Nirvṛtiḥ pārtha vijnéyaḥ, Trajāstanaṃ Bhīma dhīritaḥ, Naśyanti gaṭaté pakṣaḥ, Vuddhi pralambaté kaścit.
Larilah Sang Arjuna, melaporkan kepada kakaknya Sang Bhīmaséna. Marahlah Sang Bhīma, dia segera berangkat. Adalah pohon Bodi yang sangat tinggi dan sepeluk besarnya, lalu dicabut oleh Sang Bhīma, lalu diputar- putarkannya. Dipukullah Raja Candrabherawa disabit, diterkam, hancurlah Pohon Bodi itu. Lalu Raja Candrabherawa ditangkap, dipukul, dipatahkan dengan lutut, ditendang, dibalikkan, dibantai, tiada terluka Raja Candrabherawa. Lalu diangkat Raja Candrabherawa oleh Sang Bhīmaséna, dibuanglah ke dalam sumur yang sangat dalam, namun tetap mengambang tiada tenggelam Raja Candrabherawa. Marahlah Sang Bhīmaséna, lalu mencabut pohon lontar yang tinggi, disodok, ditusuk, diterjang, dicingcang Raja Candrabherawa yang berada dalam sumur. Tetapi tiada tenggelam dia, lalu hancur lebur pohon lontar itu oleh dia. Marahlah Sang Bhīmaséna, lalu memecahkan batu sepuluh meter panjangnya, ditikamlah Raja Candrabherawa yang berada di dalam sumur, hancur lebur batu itu menjadi seribu.
Kata Raja Candrabherawa: “Apa lagi maumu hai kamu Bhīma, lagi aku mengatakan padamu, tiada tahulah kamu dengan hakekat hidupku”.
Prāṇasutéśca ūcyaté.
Kata Sang Bhīma: “Kalah aku olehmu, ku menyerah padamu. Raja Kṛṣṇa lah yang membuatku marah padamu, aku akan melaporkan kepadanya sekarang’.
Lalu melompatlah Sang Bhīma. Tidak diceritakan perjalanannya, telah dilaporkan segala perilaku Raja Candrabherawa oleh Sang Bhīma, kepada Raja Kṛṣṇa.
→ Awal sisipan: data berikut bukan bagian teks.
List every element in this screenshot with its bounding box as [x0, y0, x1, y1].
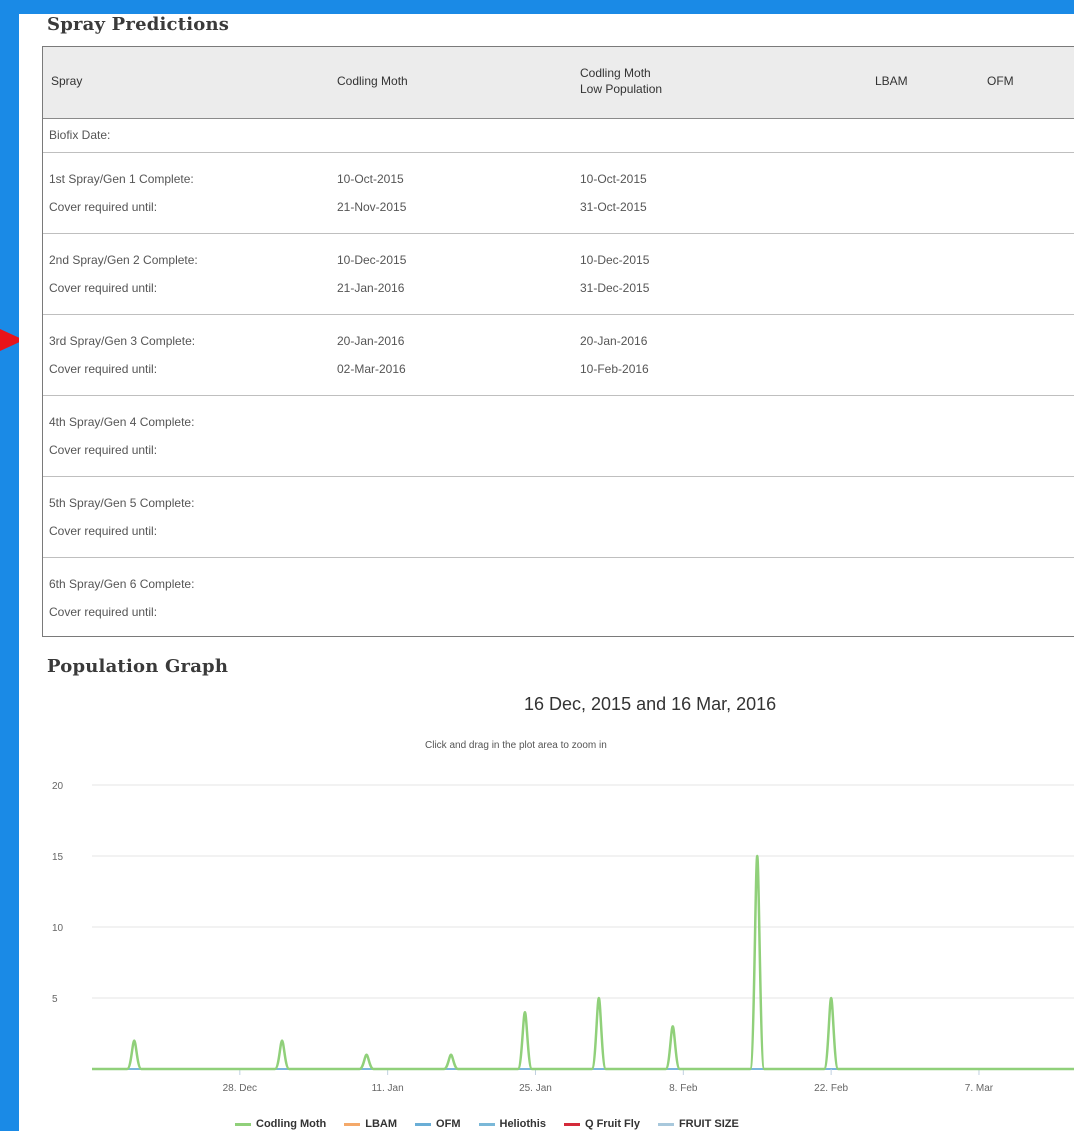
- legend-label: Heliothis: [499, 1118, 546, 1130]
- x-tick-label: 8. Feb: [669, 1083, 698, 1094]
- legend-item[interactable]: Heliothis: [478, 1118, 546, 1130]
- codling-moth-complete-date: 10-Dec-2015: [337, 253, 407, 267]
- y-tick-label: 20: [52, 781, 64, 792]
- legend-label: Q Fruit Fly: [584, 1118, 640, 1130]
- main-panel: Spray Predictions Spray Codling Moth Cod…: [19, 14, 1074, 1131]
- table-row: 3rd Spray/Gen 3 Complete: Cover required …: [43, 315, 1074, 396]
- y-tick-label: 5: [52, 994, 58, 1005]
- legend-item[interactable]: FRUIT SIZE: [657, 1118, 739, 1130]
- legend-item[interactable]: OFM: [415, 1118, 461, 1130]
- spray-complete-label: 3rd Spray/Gen 3 Complete:: [49, 334, 196, 348]
- cover-required-label: Cover required until:: [49, 200, 158, 214]
- spray-complete-label: 2nd Spray/Gen 2 Complete:: [49, 253, 198, 267]
- chart-legend: Codling Moth LBAM OFM Heliothis Q Fruit Fly F…: [235, 1118, 757, 1130]
- chart-svg[interactable]: 5 10 15 20 28. Dec 11. Jan 25. Jan 8. Feb 22. Fe…: [19, 674, 1074, 1131]
- header-spray: Spray: [51, 74, 83, 88]
- legend-label: OFM: [436, 1118, 461, 1130]
- table-row: 5th Spray/Gen 5 Complete: Cover required …: [43, 477, 1074, 558]
- table-row: 1st Spray/Gen 1 Complete: Cover required …: [43, 153, 1074, 234]
- header-ofm: OFM: [987, 74, 1014, 88]
- spray-complete-label: 6th Spray/Gen 6 Complete:: [49, 577, 195, 591]
- legend-item[interactable]: Q Fruit Fly: [563, 1118, 640, 1130]
- legend-item[interactable]: LBAM: [344, 1118, 397, 1130]
- low-population-cover-date: 10-Feb-2016: [580, 362, 649, 376]
- legend-item[interactable]: Codling Moth: [235, 1118, 326, 1130]
- table-row: 6th Spray/Gen 6 Complete: Cover required …: [43, 558, 1074, 639]
- spray-complete-label: 4th Spray/Gen 4 Complete:: [49, 415, 195, 429]
- codling-moth-cover-date: 02-Mar-2016: [337, 362, 406, 376]
- biofix-label: Biofix Date:: [49, 128, 111, 142]
- cover-required-label: Cover required until:: [49, 605, 158, 619]
- legend-line-icon: [415, 1122, 432, 1126]
- legend-label: Codling Moth: [256, 1118, 327, 1130]
- y-tick-label: 15: [52, 852, 64, 863]
- legend-line-icon: [563, 1122, 580, 1126]
- cover-required-label: Cover required until:: [49, 362, 158, 376]
- legend-line-icon: [478, 1122, 495, 1126]
- legend-line-icon: [657, 1122, 674, 1126]
- legend-label: LBAM: [365, 1118, 398, 1130]
- x-tick-label: 11. Jan: [372, 1083, 404, 1094]
- table-row: 2nd Spray/Gen 2 Complete: Cover required …: [43, 234, 1074, 315]
- x-tick-label: 28. Dec: [223, 1083, 257, 1094]
- series-line-0[interactable]: [92, 854, 1074, 1071]
- low-population-complete-date: 10-Dec-2015: [580, 253, 650, 267]
- y-tick-label: 10: [52, 923, 64, 934]
- table-header: Spray Codling Moth Codling Moth Low Popu…: [43, 47, 1074, 119]
- biofix-row: Biofix Date:: [43, 118, 1074, 153]
- cover-required-label: Cover required until:: [49, 281, 158, 295]
- legend-line-icon: [344, 1122, 361, 1126]
- cover-required-label: Cover required until:: [49, 524, 158, 538]
- spray-predictions-heading: Spray Predictions: [47, 14, 230, 35]
- codling-moth-complete-date: 20-Jan-2016: [337, 334, 405, 348]
- header-lbam: LBAM: [875, 74, 908, 88]
- x-tick-label: 7. Mar: [965, 1083, 994, 1094]
- spray-complete-label: 1st Spray/Gen 1 Complete:: [49, 172, 194, 186]
- low-population-cover-date: 31-Dec-2015: [580, 281, 650, 295]
- low-population-complete-date: 20-Jan-2016: [580, 334, 648, 348]
- table-row: 4th Spray/Gen 4 Complete: Cover required …: [43, 396, 1074, 477]
- legend-label: FRUIT SIZE: [678, 1118, 739, 1130]
- codling-moth-complete-date: 10-Oct-2015: [337, 172, 404, 186]
- header-codling-moth-low-line2: Low Population: [580, 82, 663, 96]
- cover-required-label: Cover required until:: [49, 443, 158, 457]
- x-tick-label: 25. Jan: [519, 1083, 552, 1094]
- header-codling-moth: Codling Moth: [337, 74, 408, 88]
- x-tick-label: 22. Feb: [814, 1083, 848, 1094]
- population-chart[interactable]: 16 Dec, 2015 and 16 Mar, 2016 Click and …: [19, 674, 1074, 1131]
- codling-moth-cover-date: 21-Nov-2015: [337, 200, 407, 214]
- header-codling-moth-low-line1: Codling Moth: [580, 66, 651, 80]
- codling-moth-cover-date: 21-Jan-2016: [337, 281, 405, 295]
- spray-predictions-table: Spray Codling Moth Codling Moth Low Popu…: [42, 46, 1074, 637]
- header-codling-moth-low: Codling Moth Low Population: [580, 65, 662, 97]
- low-population-cover-date: 31-Oct-2015: [580, 200, 647, 214]
- legend-line-icon: [235, 1122, 251, 1126]
- spray-complete-label: 5th Spray/Gen 5 Complete:: [49, 496, 195, 510]
- low-population-complete-date: 10-Oct-2015: [580, 172, 647, 186]
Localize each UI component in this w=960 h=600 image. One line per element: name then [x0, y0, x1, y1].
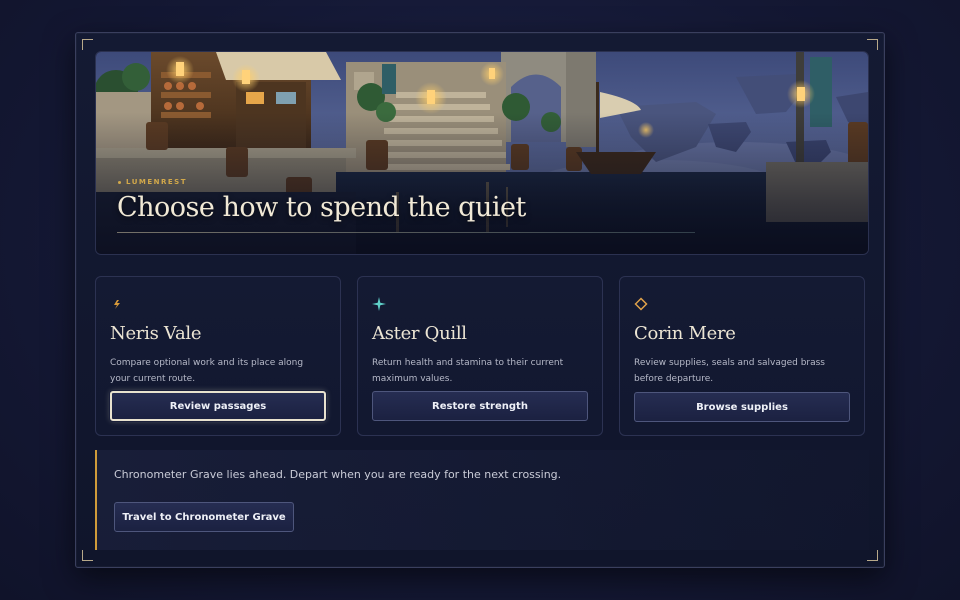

Berangkatlah Maharaja Kṛṣṇa, untuk berdebat dengan Raja Candrabherawa, katanya:
Tvaṃ-tvaṃ Bhérava tatsokyaṃ.
“Baiklah wahai Raja Candrabherawa, bingung pikiranku, apakah sebenarnya itu ilmumu, sehingga kamu tidak mau membangun Sanggar Kabuyutan, tidak mau memuja Sad Kahyangan, hanya makan saja tiada mau membuat sesajen. Katakanlah kepadaku”.
Śrī dévāntara vijnéyaḥ.
Kata Raja Candrabherawa: “Ya Raja Kṛṣṇa, ilmu Bajradhara yang kami pelajari, memuja Sang Hyang Adi Buddha, yang berada di sela-sela keningku, persamaannya dengan puncak śucikabajra, sebab tidak ada Dewa lain lagi, tiada beda dari diri sendiri, siapa yang dibuatkan sesajen, siapa yang disembah, itu intisari dari ajaran Bajradhara namanya”.
Padmā nābhaśca viskambho.
Tanya Raja Kṛṣṇa: “Dimanakah engkau menyatukan ilmumu itu?
Katakanlah kepadaku”.
Numaṃ bhairavaśca talaṃ.
Jawab Raja Candrabherawa: “Ketahuilah wahai Raja Kṛṣṇa. Di dalam Raṣa Nirbhana dipuja terlebih dahulu, dan di Śila Gamana sebagai puncaknya. Adapun di dalam diri, tidak ada yang lebih mulia daripada Ātma. Jika tidak dibuatkan sanggar, di sanggar distanakan Ātma itu, itu Ātma salah satu jalan namanya kalau demikian. Pastilah akan menemukan kesengsaraan hingga akhirnya mati”. Demikianlah kata Raja Candrabherawa.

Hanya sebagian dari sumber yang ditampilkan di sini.